Frequently Asked Questions
Is GEO different from AEO?
GEO (Generative Engine Optimization) and AEO (Answer Engine Optimization) overlap heavily; in 2026 most agencies treat them as one workstream. GEO emphasizes Google AI Overviews specifically; AEO is broader. Strong agencies optimize for all retrieval contexts as one program.
How do you measure GEO?
Citation rate in AI Overviews for target queries (sampled weekly), brand entity surfacing rate, and self-attributed AI-search inbound pipeline. Treat as directional rather than precise.
How does GEO interact with traditional SEO?
Both share underlying authority and content work but optimize for different retrieval contexts. SEO targets list-of-links retrieval; GEO targets answer-with-citations retrieval. Strong agencies in 2026 work both as one program.
Should B2B SaaS prioritize SEO, AEO, or GEO?

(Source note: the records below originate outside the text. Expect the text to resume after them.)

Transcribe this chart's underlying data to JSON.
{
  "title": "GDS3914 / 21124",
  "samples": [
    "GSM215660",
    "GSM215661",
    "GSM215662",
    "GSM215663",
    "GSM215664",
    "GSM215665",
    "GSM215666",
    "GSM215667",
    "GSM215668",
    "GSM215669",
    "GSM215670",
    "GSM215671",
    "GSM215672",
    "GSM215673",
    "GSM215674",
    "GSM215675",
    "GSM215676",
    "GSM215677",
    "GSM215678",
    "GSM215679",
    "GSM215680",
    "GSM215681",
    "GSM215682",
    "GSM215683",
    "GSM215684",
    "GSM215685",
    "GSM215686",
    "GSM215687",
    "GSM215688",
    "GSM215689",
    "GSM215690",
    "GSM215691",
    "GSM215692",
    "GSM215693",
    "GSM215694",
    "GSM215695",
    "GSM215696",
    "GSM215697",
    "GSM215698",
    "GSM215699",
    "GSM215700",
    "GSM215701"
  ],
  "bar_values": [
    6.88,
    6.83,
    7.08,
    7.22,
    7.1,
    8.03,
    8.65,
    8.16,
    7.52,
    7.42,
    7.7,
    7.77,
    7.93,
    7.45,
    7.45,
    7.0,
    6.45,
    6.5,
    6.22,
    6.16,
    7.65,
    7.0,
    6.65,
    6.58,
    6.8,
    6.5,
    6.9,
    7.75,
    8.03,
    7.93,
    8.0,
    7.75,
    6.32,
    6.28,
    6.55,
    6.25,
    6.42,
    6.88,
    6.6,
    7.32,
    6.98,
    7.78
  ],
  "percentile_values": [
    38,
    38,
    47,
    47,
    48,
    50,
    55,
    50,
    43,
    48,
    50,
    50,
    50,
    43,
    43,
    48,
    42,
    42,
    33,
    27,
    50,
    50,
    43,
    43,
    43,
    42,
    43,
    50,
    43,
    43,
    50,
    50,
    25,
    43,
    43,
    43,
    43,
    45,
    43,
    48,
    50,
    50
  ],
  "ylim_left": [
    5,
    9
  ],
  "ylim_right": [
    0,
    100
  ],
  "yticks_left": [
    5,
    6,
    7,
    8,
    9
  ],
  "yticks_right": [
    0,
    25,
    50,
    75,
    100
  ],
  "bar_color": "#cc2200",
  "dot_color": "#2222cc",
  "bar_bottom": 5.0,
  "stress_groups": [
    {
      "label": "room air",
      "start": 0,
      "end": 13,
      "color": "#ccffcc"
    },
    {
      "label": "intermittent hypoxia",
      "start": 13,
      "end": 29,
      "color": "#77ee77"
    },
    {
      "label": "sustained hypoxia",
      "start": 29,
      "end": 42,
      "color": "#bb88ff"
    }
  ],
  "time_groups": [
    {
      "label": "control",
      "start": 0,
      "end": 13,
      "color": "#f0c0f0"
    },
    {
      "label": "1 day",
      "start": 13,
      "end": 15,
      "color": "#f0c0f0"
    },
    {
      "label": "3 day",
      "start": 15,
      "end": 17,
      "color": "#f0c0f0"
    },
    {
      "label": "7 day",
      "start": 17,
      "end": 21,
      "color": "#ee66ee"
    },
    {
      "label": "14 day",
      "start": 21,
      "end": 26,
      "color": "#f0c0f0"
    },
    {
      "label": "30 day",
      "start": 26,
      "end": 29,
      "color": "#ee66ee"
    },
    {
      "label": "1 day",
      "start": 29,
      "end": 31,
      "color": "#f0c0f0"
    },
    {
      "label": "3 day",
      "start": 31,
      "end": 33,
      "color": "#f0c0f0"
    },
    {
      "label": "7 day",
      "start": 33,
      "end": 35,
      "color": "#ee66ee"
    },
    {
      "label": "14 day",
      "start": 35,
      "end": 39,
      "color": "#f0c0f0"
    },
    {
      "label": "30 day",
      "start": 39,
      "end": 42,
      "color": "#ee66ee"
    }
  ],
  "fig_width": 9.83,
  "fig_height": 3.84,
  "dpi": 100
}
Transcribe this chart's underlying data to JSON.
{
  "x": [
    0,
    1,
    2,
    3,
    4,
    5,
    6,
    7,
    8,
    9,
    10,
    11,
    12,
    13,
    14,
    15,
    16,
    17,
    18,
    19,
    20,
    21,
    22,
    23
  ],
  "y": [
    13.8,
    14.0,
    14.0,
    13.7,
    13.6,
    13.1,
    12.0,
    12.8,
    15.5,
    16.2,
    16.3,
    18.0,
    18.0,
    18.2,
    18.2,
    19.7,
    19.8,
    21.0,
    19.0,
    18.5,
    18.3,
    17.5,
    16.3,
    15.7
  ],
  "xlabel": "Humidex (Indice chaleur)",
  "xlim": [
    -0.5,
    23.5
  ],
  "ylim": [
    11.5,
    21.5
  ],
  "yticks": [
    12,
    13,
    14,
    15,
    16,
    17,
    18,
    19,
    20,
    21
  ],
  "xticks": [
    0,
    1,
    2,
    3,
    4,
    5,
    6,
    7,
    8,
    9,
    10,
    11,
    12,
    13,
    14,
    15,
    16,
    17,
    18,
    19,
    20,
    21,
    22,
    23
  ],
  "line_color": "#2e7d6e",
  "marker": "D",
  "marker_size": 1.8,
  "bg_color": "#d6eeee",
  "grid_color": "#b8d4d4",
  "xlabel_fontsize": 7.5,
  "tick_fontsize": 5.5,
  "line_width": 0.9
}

All three. Each is a different retrieval context with different volume and intent profiles. Treating them as either-or produces under-investment in whichever side gets cut.
What's the most common GEO engagement failure?
Treating GEO as a tactic rather than as an integrated program. Tactic-led GEO produces optimized snippets that don’t survive content updates. Integrated GEO produces durable category positioning.